Si è rivisto un po' in Gianmarco?

"In parte. Nel 1998 ebbi un incidente a Laguna Seca dove venni travolto e mi ruppi tutti e due i polsi: radio, urna e scafoide. Per rompersi la caviglia in quel modo, anche lontanamente hai un pensiero: 'Potrò tornare a saltare?' Sono quelle cose che mettono veramente al tappeto un atleta. Tornai a correre non sapendo neanche se ero più capace a tenere una moto. Invece quell’anno rischiai di vincere un campionato del mondo in Supersport, ciliegina sulla torta mancata perché mi ruppi una spalla alla penultima gara".

"Gimbo" dal momento difficile è riuscito invece a rialzarsi in una maniera eccezionale.

"Ha avuto la tenacia di rimettersi in gioco nuovamente. Nel periodo dell’infortunio ha promosso la sua volontà sui social: questo da un punto di vista personale ti dà la forza o quantomeno lo stimolo e l’obiettivo di venirne fuori, ma per il pubblico crea un’aspettative mostruosa. Quindi ha dovuto ricreare tutto un suo percorso che è durato altri 4 anni, più l’anno della pandemia".

Ma prima di partire per Tokyo ha dovuto fare i conti anche con la delusione di Montecarlo.

"È stato il peggior risultato della sua carriera senza riuscire a saltare la misura di 2.21 e per un atleta a poche settimane dalle Olimpiade è una batosta devastante in negativo. Nonostante ciò ha avuto la forza, la tenacia, la testa e soprattutto il talento di fare quello che ha fatto a Tokyo e a mio avviso la differenza è stata il grande cuore che ci ha messo. Una parte di questo cuore, mi piace pensare ce l’abbia messo anche Chiara che gli è stata tanto vicino".

Gli ha dato qualche consiglio?

"Ad un atleta così è sempre difficile dare consigli. Gli ho scritto due righe prima della finale e mi ha risposto: 'Parole migliori non potevi trovarle', con un grande cuore".

Adesso è pronto a portare Chiara all’altare?

"(ride) Questa è un’emozione. Gli atleti sono guerrieri, animali da battaglia, sotto tutti i punti di vista. In passato anche io avevo questa corazza di cemento armato così impenetrabile, poi la maturità e il tempo ti addolcisce e ti rende più sensibile. Una delle cose che ci ha stupito di Gimbo è stata che prima di partire per Tokyo è riuscito a organizzare un apericena di saluto per i pochi amici che l’hanno sempre seguito e ha scritto delle cose per ognuno di noi che ci hanno fatto commuovere. È stato un momento bellissimo. Poi ha portato Chiara a sorpresa in una cena romantica, dove le ha chiesto la mano".

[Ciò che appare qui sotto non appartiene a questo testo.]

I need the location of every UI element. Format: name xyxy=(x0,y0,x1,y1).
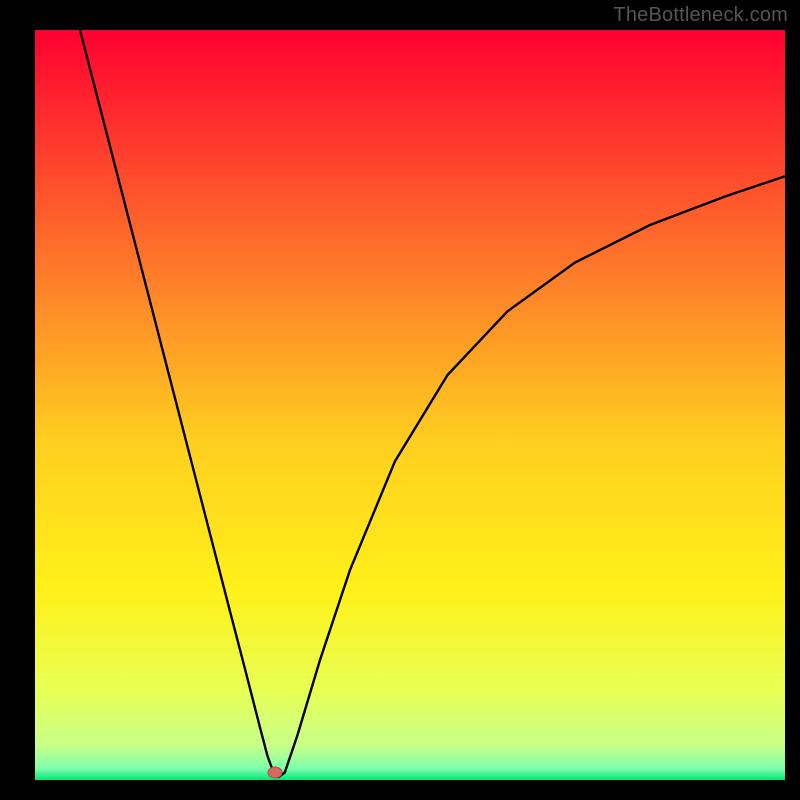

E l'aveva chiesto anche a lei prima?

"Sì, nel pomeriggio mi aveva portato nel locale. Davanti ad un bellissimo panorama, ho visto questo ragazzo nella miglior forma fisica possibile, un tirante in acciaio inox, che quasi con timidezza mi ha detto: 'Piero ti dovrei dire una cosa, a cui tengo tantissimo, ma non so come dirtelo'. Lì ho intuito, mi sono commosso, ci siamo abbracciati e poi ha verbalizzato la richiesta. È stato un momento bellissimo. Auguro a tutti papà che hanno figlie femmine di provare queste emozioni uniche. Questi gesti di altri tempi e di nobiltà normalmente non appartengono ad uno sportivo che nasce dall’asfalto".

Guardando lontano, dovesse arrivare un erede maschio, sarebbe favorevole a metterlo su una moto? O meglio il salto in alto?

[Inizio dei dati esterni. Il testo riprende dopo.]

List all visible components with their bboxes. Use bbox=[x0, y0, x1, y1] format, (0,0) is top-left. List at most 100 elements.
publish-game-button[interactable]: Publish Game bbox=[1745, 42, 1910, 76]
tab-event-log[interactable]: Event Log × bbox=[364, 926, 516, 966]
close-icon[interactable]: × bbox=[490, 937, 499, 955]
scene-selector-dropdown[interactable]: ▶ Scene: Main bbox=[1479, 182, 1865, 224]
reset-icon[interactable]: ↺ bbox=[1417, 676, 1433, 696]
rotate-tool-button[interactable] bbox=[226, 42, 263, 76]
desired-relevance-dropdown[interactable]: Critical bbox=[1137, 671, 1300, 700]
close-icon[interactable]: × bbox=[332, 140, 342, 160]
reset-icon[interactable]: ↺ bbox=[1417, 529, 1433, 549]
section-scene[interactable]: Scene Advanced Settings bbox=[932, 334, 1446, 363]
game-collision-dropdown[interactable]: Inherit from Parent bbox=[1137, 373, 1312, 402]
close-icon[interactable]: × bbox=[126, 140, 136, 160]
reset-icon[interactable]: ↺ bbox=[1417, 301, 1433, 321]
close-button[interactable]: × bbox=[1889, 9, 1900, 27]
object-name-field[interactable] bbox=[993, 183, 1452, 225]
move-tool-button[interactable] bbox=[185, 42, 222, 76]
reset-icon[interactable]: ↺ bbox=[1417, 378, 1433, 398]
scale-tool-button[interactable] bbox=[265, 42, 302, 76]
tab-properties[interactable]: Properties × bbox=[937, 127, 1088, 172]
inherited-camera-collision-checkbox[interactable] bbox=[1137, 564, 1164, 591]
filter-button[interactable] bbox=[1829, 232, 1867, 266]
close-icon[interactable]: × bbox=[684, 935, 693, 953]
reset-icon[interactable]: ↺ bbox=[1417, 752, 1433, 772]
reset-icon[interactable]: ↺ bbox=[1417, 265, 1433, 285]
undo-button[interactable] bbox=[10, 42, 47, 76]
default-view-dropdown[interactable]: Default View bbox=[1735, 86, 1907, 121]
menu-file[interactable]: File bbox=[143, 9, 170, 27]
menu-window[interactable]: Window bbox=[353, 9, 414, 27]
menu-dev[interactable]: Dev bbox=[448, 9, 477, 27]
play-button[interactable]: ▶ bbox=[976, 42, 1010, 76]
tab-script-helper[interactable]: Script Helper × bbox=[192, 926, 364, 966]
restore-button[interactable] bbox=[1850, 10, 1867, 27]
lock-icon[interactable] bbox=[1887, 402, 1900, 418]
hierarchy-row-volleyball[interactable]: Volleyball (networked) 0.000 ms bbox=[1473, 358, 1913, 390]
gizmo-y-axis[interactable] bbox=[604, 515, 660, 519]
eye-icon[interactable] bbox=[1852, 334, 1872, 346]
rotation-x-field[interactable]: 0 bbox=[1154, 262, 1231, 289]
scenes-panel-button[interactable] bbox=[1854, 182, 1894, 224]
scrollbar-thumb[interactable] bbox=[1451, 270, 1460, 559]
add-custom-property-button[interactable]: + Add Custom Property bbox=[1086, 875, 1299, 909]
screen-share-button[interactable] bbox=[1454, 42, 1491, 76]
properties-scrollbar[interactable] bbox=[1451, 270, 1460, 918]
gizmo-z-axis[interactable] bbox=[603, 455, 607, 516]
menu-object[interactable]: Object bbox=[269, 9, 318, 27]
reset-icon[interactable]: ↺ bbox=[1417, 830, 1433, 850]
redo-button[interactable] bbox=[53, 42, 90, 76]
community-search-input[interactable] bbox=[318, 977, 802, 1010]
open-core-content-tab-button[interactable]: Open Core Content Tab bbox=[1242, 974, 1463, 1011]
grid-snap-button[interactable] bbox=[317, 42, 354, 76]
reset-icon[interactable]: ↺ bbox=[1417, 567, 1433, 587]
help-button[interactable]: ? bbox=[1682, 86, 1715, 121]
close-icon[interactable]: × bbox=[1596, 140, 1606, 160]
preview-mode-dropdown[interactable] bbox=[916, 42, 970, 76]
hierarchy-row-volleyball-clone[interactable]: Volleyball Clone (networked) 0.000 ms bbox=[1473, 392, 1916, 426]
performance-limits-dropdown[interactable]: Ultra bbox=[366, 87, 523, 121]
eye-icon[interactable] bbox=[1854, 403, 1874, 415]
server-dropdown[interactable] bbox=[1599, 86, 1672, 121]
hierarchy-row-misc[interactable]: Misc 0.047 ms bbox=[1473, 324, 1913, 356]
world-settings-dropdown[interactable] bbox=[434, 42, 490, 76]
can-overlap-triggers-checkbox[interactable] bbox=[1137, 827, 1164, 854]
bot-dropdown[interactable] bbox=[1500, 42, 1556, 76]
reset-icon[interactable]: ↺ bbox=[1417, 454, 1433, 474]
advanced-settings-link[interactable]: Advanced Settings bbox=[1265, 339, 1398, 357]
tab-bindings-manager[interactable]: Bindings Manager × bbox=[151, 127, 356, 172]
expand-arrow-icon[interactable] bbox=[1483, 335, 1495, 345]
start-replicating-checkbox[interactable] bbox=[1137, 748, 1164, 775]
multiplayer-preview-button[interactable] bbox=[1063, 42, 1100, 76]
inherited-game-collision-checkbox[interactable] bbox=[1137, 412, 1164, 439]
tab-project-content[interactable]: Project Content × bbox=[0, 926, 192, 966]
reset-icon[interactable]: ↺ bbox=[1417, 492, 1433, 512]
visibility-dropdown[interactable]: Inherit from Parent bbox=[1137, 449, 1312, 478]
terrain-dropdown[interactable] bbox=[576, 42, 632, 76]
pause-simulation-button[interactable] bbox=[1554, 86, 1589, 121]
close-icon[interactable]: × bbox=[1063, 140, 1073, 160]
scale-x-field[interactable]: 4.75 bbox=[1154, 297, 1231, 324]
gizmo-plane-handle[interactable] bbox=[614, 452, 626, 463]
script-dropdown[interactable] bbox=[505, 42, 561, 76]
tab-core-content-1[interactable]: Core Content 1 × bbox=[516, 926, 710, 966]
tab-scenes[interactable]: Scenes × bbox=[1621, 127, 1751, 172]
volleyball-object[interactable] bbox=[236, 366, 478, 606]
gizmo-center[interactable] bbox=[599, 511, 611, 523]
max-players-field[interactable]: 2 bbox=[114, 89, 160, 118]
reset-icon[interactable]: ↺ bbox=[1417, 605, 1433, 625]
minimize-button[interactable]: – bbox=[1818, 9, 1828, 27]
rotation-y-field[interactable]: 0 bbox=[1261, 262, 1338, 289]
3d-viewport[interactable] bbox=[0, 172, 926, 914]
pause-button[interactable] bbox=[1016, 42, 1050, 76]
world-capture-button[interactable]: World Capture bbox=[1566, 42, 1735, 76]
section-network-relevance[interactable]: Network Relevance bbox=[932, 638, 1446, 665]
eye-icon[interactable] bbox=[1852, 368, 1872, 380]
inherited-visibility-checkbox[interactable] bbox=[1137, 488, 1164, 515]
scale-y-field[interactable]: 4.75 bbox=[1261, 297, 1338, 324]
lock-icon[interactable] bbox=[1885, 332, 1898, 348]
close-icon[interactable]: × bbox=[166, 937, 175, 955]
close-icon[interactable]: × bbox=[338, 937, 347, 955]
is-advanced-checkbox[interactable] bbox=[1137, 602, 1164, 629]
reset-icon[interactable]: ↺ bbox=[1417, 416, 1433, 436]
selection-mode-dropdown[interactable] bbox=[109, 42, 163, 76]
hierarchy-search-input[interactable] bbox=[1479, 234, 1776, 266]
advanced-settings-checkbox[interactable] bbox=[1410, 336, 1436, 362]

"Da ex agonista nelle moto, direi… salto in alto. Però se un ragazzo ha il motore nell’animo, non puoi lasciarglielo spento. Soffrirebbe troppo. Se un domani così sarà e se prenderà una decisione lui stesso, sarà sicuramente quella giusta".

Guardando alla Superbike di oggi, secondo lei chi vincerà il titolo?

"Le gare, i campionati e le stagioni disputate insegano tante cose. Oggi è facile puntare il dito su Rea, perché ha un team e una moto competitivi, è un pilota che è un fuoriclasse, però è altrettanto vero che ha dei rivali validi in termini di talento, che non hanno nulla da perdere. Lui è l’uomo da battere. Dire chi vincerà, in ogni categoria, di moto è veramente difficile. Quello che auspico e mi piacerebbe da qui a breve è rivedere tanti italiani battersi e giocarsi il campionato del mondo come era una volta. Ci sono gli ingredienti per farla tornare ai fasti di allora".